New Podcasts Re-Assess British Colonial Legacy
This story originally appeared in the Financial Times.
“[Looking at] the way empire treated people, that is when something in your belly starts to burn, because they’re your ancestors,” says the BBC presenter Anita Rani. “What happened to my grandfather, and what he carried, was passed on to his children and then passed on through me.”
In the new Audible podcast series We Need to Talk About the British Empire, the journalist and writer Afua Hirsch looks at the legacy of Britain’s past through the eyes of those whose histories are steeped in colonialism. At its peak, Britain’s overseas colonies covered close to 25 per cent of the earth’s land surface and affected a fifth of the world’s population. Long after the empire had been dismantled, Britons were taught to be proud of their colonial past through stories of how the British built roads, railways and hospitals, and spread Christianity and the English language. Now a new generation of writers and scholars are reassessing its impact and legacy. It is not a happy picture.

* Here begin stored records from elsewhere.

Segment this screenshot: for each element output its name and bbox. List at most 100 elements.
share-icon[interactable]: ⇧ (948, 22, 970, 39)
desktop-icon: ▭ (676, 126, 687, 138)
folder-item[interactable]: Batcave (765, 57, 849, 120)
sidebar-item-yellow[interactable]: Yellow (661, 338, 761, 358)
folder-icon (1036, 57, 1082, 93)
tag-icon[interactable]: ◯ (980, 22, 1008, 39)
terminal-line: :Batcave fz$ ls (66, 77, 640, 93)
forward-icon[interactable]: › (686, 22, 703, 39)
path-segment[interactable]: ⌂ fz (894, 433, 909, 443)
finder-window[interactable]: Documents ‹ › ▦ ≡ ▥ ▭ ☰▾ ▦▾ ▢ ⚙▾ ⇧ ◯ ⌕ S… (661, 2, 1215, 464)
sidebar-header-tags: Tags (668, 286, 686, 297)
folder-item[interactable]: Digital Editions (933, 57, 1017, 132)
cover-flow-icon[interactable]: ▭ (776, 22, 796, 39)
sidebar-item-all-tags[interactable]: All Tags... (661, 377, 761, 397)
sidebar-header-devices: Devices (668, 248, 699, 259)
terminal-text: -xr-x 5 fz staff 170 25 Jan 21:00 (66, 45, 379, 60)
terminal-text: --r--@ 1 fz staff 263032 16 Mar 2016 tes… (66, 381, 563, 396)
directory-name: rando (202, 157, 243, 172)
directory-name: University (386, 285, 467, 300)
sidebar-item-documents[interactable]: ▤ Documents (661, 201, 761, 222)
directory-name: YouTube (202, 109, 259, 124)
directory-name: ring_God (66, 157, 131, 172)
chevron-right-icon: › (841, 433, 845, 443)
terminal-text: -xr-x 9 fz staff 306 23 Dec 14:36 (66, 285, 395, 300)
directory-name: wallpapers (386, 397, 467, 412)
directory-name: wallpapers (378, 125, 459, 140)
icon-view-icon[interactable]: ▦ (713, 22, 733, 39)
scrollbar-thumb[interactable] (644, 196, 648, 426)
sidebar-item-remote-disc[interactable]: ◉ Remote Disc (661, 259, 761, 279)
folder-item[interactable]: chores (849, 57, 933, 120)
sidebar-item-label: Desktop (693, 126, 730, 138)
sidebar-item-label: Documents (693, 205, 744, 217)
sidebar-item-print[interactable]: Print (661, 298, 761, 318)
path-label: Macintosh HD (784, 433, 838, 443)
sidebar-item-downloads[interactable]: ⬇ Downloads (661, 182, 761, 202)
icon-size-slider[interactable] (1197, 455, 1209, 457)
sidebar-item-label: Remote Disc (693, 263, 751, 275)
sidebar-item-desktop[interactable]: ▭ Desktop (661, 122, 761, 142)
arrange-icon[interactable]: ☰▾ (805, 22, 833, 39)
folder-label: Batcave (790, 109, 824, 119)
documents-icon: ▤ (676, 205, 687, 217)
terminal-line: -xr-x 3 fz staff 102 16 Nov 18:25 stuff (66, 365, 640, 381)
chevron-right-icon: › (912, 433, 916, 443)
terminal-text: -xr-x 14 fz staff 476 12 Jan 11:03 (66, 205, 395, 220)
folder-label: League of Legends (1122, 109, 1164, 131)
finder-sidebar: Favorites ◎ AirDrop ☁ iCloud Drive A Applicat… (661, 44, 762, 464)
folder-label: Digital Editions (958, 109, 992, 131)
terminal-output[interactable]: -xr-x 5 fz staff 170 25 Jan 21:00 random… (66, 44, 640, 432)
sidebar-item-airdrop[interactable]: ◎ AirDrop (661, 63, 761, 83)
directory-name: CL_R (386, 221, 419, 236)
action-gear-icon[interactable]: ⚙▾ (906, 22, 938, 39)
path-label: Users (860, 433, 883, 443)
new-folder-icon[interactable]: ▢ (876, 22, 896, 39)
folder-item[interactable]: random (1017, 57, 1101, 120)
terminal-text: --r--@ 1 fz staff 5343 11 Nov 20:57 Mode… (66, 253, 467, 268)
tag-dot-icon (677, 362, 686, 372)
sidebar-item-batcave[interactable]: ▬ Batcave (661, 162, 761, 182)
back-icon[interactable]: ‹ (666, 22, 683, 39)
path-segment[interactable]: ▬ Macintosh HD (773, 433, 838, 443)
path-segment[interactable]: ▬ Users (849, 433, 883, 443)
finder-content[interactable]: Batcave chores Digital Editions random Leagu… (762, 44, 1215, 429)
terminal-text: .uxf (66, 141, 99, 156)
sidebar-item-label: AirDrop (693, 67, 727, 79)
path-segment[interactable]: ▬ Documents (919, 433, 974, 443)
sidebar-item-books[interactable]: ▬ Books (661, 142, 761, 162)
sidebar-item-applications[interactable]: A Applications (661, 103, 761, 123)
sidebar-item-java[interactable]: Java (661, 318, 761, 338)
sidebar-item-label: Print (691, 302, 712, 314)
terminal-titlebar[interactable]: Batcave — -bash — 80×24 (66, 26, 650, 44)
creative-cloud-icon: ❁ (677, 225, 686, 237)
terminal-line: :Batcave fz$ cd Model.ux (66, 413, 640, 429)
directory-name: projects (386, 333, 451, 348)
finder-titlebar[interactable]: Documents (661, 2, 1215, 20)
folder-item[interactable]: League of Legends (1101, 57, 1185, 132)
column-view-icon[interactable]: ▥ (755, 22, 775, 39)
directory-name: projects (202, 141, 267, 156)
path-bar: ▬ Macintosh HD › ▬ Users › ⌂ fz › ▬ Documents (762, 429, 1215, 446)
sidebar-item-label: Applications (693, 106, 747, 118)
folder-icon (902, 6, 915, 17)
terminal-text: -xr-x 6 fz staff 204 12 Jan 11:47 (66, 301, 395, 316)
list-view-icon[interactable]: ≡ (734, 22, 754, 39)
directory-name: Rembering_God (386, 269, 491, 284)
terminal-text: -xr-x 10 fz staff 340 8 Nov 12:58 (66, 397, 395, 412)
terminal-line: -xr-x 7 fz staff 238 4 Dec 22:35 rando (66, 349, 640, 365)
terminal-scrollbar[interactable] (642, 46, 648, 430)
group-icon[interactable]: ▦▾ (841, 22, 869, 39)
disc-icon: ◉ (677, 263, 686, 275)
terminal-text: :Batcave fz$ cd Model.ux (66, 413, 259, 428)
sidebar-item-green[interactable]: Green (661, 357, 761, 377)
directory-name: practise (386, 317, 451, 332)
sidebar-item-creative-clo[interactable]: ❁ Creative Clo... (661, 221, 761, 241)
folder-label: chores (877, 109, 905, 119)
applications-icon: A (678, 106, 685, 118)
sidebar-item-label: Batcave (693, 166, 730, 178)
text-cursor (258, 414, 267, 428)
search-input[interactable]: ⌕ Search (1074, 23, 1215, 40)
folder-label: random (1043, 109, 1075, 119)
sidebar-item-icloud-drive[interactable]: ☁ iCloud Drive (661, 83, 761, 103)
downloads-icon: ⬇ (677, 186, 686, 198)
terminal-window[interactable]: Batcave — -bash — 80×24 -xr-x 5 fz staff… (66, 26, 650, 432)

In the first episode, Hirsch talks to Rani about the secret that has cast a shadow across Rani’s family, who, two generations ago, lived in the Punjab. After working on the canals, her maternal grandfather, Sant Singh, became a soldier in the British Indian army and, long before he met Rani’s grandmother, was married with two children. But then came the partition in 1947 during which India was carved up by religious affiliation. Described here as “one of the greatest tragedies in modern human history”, it uprooted Sant Singh’s family who, while he was posted elsewhere, were forced to leave their home. Presumed murdered, they were never seen again.

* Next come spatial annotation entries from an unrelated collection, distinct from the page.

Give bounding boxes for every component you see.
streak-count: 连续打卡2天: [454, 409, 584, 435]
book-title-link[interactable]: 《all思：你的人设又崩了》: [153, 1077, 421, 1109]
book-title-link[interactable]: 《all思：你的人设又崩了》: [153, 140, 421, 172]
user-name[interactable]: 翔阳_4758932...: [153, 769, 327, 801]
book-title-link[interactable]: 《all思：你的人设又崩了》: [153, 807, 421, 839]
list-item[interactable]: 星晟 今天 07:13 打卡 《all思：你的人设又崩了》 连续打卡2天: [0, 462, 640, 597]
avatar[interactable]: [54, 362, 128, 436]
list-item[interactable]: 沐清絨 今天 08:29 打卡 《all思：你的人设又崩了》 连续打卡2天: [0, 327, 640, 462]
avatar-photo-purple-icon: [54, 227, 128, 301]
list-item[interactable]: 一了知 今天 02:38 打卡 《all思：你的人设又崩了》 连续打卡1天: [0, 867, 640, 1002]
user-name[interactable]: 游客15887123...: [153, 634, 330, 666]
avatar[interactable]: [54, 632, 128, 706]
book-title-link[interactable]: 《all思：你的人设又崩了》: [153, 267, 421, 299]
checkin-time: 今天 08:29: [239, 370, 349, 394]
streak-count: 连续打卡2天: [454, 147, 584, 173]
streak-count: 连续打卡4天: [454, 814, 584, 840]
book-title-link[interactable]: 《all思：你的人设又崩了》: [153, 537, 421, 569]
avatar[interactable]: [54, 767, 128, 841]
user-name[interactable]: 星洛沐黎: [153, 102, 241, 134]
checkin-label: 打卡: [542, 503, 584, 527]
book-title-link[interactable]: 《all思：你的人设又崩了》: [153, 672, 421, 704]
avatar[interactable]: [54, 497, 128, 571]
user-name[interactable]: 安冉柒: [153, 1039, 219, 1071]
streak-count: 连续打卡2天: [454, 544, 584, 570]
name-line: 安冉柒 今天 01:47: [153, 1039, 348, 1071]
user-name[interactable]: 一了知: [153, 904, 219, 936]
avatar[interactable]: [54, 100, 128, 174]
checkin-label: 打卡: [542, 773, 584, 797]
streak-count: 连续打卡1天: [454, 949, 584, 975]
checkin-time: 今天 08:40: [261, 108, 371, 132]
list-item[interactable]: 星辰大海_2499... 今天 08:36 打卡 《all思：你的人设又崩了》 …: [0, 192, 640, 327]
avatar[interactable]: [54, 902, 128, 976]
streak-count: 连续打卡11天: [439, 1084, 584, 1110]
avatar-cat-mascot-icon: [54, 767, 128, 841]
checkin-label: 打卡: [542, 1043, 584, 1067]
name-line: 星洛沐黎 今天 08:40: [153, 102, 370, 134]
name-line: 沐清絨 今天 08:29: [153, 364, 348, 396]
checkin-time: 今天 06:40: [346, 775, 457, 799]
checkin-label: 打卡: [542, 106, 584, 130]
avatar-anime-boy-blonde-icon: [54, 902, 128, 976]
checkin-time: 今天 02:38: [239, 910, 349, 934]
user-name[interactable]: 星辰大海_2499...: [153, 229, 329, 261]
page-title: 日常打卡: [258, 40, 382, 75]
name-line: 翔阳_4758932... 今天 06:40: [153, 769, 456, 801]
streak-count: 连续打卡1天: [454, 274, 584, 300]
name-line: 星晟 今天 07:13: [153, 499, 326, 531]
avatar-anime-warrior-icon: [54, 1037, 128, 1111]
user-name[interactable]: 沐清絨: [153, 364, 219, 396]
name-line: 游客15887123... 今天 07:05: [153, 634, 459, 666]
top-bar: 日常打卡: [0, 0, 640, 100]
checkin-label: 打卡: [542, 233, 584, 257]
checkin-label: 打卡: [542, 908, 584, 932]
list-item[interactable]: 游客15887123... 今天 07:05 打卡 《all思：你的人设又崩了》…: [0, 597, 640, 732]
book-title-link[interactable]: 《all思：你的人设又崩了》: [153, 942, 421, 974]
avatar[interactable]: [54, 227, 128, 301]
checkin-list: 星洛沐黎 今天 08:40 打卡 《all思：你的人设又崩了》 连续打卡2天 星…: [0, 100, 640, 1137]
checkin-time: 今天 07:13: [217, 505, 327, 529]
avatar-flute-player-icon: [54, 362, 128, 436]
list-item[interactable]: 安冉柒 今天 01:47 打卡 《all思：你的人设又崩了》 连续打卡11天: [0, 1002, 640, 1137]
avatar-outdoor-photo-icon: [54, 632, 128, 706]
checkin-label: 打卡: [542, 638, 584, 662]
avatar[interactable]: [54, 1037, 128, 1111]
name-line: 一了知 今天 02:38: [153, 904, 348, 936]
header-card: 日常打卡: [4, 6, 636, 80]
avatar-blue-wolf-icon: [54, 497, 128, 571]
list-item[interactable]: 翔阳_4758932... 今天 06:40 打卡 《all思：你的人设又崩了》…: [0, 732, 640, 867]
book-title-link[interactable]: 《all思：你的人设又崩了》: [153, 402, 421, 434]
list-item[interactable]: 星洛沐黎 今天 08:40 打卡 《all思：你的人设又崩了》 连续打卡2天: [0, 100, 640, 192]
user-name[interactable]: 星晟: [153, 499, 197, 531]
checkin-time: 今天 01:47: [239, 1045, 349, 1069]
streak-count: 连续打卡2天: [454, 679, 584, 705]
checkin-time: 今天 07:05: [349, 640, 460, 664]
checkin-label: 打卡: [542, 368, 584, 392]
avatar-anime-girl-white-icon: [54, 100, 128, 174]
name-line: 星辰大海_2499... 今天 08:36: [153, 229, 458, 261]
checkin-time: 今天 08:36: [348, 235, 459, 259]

It’s just one of many brutal stories collected in Hirsch’s expansive and illuminating series which highlights the economic exploitation, structural racism and fundamental inhumanity of British imperialism. While academics and commentators provide the required historical context, the focus here is on human stories, which are frequently upsetting. Along with Rani, we hear from the Black Mamba Boy author Nadifa Mohamed, the poet Benjamin Zephaniah and the actress Diana Rigg, who offers her perspective not as the colonised but a coloniser in her childhood home of Bikaner, India.
The musician Emma-Lee Moss, known as Emmy the Great, provides a more positive view of late-20th-century colonialism as she recalls the final years of British rule in Hong Kong before the 1997 handover to China. Spanning continents and generations, We Need to Talk About the British Empire punctures the myth of benevolent colonists and tells a different and important history. This is the version that should be taught in schools.
1619, a podcast from the New York Times, provides another alternative history as it begins on the coast of Point Comfort in Virginia, where, just over 400 years ago, a ship arrived carrying enslaved Africans. This is an evocative and disturbing portrait of a US founded on the suffering of black people.